Frequently, I hear small business owners state their belief that “because Florida is a ‘right to work’ state, non-compete agreements are unenforceable.” This belief is wholly incorrect. Restrictive covenants between an employer and its employees are specifically authorized by Florida Statutes Chapter 542. First, let’s define what we are talking about when we refer to a “restrictive covenant” agreement. In an employment context, these agreements generally may be split into three groups: confidentiality agreements; non-solicitation agreements; and non-compete agreements. A confidentiality agreement simply states that during and after an employee’s term of employment, the employee will not disclose the employer’s confidential information to third-parties unless authorized to do so. The employer generally defines the term “confidential information” in the agreement. A non-solicitation agreement provides that, during the employee’s employment and for a period of time after employment (usually 1-2 years), the employee will not solicit the employer’s customers on behalf of a competitor. Finally, a non-compete agreement goes further than a non-solicitation agreement and states that not only will the (former) employee refrain from soliciting the employer’s customers but that he will also refrain from even going to work for a competitor in a certain specified geographic range.

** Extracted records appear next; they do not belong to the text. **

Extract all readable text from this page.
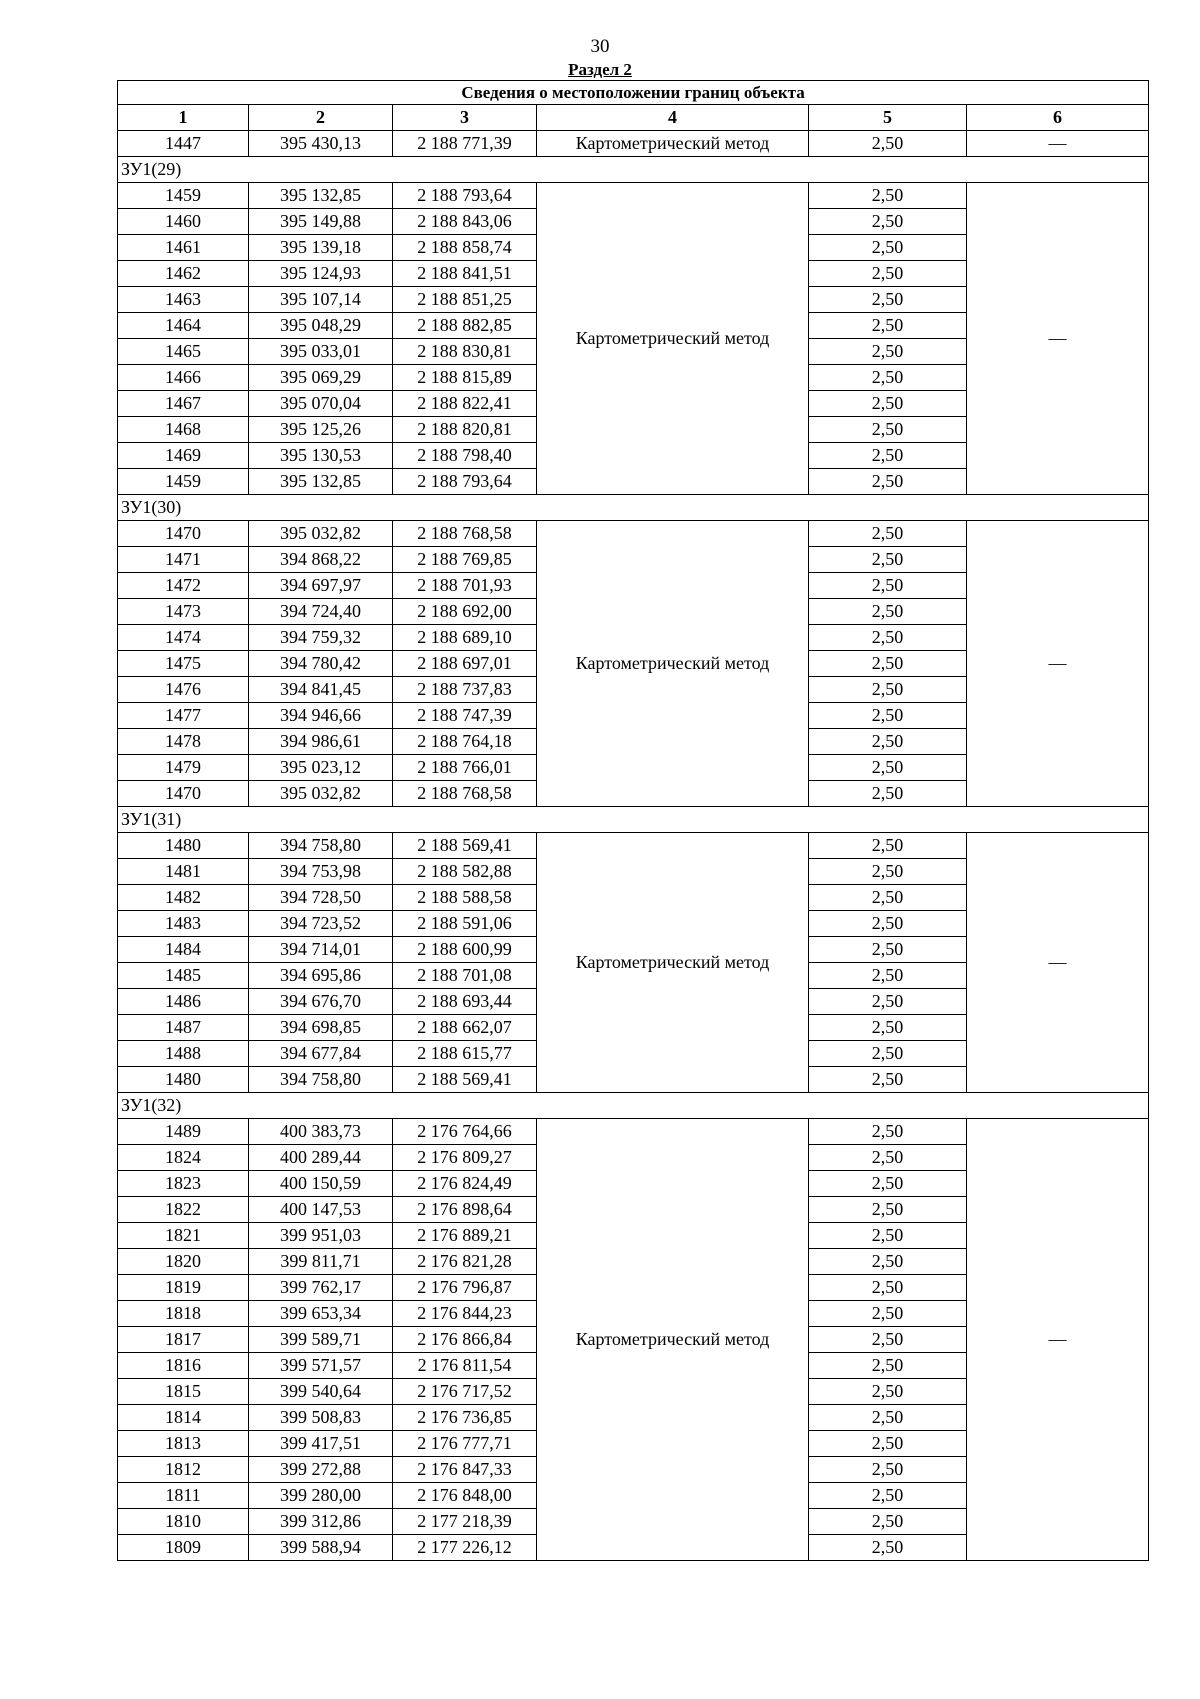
30
Раздел 2
Сведения о местоположении границ объекта					
1	2	3	4	5	6
1447	395 430,13	2 188 771,39	Картометрический метод	2,50	—
ЗУ1(29)					
1459	395 132,85	2 188 793,64	Картометрический метод	2,50	—
1460	395 149,88	2 188 843,06		2,50	
1461	395 139,18	2 188 858,74		2,50	
1462	395 124,93	2 188 841,51		2,50	
1463	395 107,14	2 188 851,25		2,50	
1464	395 048,29	2 188 882,85		2,50	
1465	395 033,01	2 188 830,81		2,50	
1466	395 069,29	2 188 815,89		2,50	
1467	395 070,04	2 188 822,41		2,50	
1468	395 125,26	2 188 820,81		2,50	
1469	395 130,53	2 188 798,40		2,50	
1459	395 132,85	2 188 793,64		2,50	
ЗУ1(30)					
1470	395 032,82	2 188 768,58	Картометрический метод	2,50	—
1471	394 868,22	2 188 769,85		2,50	
1472	394 697,97	2 188 701,93		2,50	
1473	394 724,40	2 188 692,00		2,50	
1474	394 759,32	2 188 689,10		2,50	
1475	394 780,42	2 188 697,01		2,50	
1476	394 841,45	2 188 737,83		2,50	
1477	394 946,66	2 188 747,39		2,50	
1478	394 986,61	2 188 764,18		2,50	
1479	395 023,12	2 188 766,01		2,50	
1470	395 032,82	2 188 768,58		2,50	
ЗУ1(31)					
1480	394 758,80	2 188 569,41	Картометрический метод	2,50	—
1481	394 753,98	2 188 582,88		2,50	
1482	394 728,50	2 188 588,58		2,50	
1483	394 723,52	2 188 591,06		2,50	
1484	394 714,01	2 188 600,99		2,50	
1485	394 695,86	2 188 701,08		2,50	
1486	394 676,70	2 188 693,44		2,50	
1487	394 698,85	2 188 662,07		2,50	
1488	394 677,84	2 188 615,77		2,50	
1480	394 758,80	2 188 569,41		2,50	
ЗУ1(32)					
1489	400 383,73	2 176 764,66	Картометрический метод	2,50	—
1824	400 289,44	2 176 809,27		2,50	
1823	400 150,59	2 176 824,49		2,50	
1822	400 147,53	2 176 898,64		2,50	
1821	399 951,03	2 176 889,21		2,50	
1820	399 811,71	2 176 821,28		2,50	
1819	399 762,17	2 176 796,87		2,50	
1818	399 653,34	2 176 844,23		2,50	
1817	399 589,71	2 176 866,84		2,50	
1816	399 571,57	2 176 811,54		2,50	
1815	399 540,64	2 176 717,52		2,50	
1814	399 508,83	2 176 736,85		2,50	
1813	399 417,51	2 176 777,71		2,50	
1812	399 272,88	2 176 847,33		2,50	
1811	399 280,00	2 176 848,00		2,50	
1810	399 312,86	2 177 218,39		2,50	
1809	399 588,94	2 177 226,12		2,50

Now that we know the types of restrictive covenant agreements available to employers, we need to know what types of businesses should consider using one or all of these protections. The most common reason employers use restrictive covenant agreements is to protect customer relationships. In many cases, an employee and not the owner of a small business is the primary contact for a customer. Thus, if the employee leaves to go into business for himself or to go to work for a competitor, it is likely that satisfied customers will follow the employee. Examples of employees who are often able to take customers with them when they leave a job include salespersons, service technicians, such as computer experts and lawn maintenance workers, and professionals, such as doctors and accountants.

Are you training your employees to compete with you or providing them with an opportunity to develop substantial relationships with your customers? If so, do you have any safeguards in place to prevent these employees from leaving you and taking your customers with them? If not, restrictive covenant agreements may be an easy and efficient way to protect your business from potential interference by former employees.